Moody's lowers debt rating for 6 banks
Growing risk of bad debts triggers downgrade after the agency sees limited support from the HK government to replenish lenders' capital
Ratings agency Moody's Investors Service downgraded six Hong Kong banks' subordinated debt ratings in view of the increasing risk of bad debts.
Downgrading the subordinated debt of Bank of China (Hong Kong) (BOCHK), Bank of East Asia (BEA), Wing Lung Bank, Industrial and Commercial Bank of China (Asia), China Citic Bank International and Standard Chartered Bank (Hong Kong), the agency said: "Moody's views the probability of support from the Hong Kong government as having diminished to the point where such support no longer warrants any uplift in banks' subordinated debt ratings."
Moody's said the outlook on the subordinated debt ratings of BEA and Wing Lung Bank, a subsidiary of China Merchants Bank, remained negative, in line with the negative outlook on these banks' deposit and bank financial strength ratings.
The outlook on the subordinated debt ratings of BOCHK, Citic, ICBC (Asia) and Standard Chartered were stable, the ratings agency said, indicating a low chance of further downgrades in the short term.
"We recognise that Hong Kong's and the mainland's bank supervisors have in the past acted in a manner to support bank creditors," said Sonny Hsu, a Moody's analyst.
"However, the experience of the global financial crisis has shown that the willingness to provide support can change rapidly as costs mount and losses have been imposed on bank creditors even in the absence of a formal resolution framework.
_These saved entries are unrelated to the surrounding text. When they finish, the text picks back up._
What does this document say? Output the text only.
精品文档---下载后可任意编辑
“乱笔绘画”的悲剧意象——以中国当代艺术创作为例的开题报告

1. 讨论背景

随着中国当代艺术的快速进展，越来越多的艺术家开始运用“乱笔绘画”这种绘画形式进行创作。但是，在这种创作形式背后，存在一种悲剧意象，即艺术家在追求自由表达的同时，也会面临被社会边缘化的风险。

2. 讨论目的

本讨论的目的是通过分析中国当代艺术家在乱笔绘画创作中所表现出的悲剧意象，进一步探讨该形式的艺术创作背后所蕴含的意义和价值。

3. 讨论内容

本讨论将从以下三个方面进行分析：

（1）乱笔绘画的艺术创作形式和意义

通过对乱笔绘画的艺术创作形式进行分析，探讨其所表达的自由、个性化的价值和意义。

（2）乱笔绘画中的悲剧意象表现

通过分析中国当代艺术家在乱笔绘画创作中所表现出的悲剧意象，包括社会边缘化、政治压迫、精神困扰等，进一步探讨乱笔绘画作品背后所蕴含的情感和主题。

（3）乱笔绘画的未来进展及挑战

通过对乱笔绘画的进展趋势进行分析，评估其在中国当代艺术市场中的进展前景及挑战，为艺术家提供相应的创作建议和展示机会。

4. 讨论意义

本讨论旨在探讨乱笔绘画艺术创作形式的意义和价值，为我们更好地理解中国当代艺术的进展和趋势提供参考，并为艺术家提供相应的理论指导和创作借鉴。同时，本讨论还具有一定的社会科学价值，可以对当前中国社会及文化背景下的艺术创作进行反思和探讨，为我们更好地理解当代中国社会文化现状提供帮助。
Fears that creditor bail-ins might trigger serious contagion risks have largely not been realised."
Dominic Chan, an analyst with BNP Paribas, said: "Banks in Hong Kong are generally well capitalised. With weaker loan growth now, I don't think they have an urgent need for capital."
He noted that some mainland banks' subsidiaries in the city might witness higher loan growth and require more capital.
Hsu said he agreed some mainland banks needed more capital to support their business growth in Hong Kong. "The costs of them to issue new subordinated debt will be higher, depending on the banks' credit rating," he said.
However, the tax-deductible nature of such debt would allow it to remain a favourable tool for banks to raise capital rather than issuing new shares, Hsu added.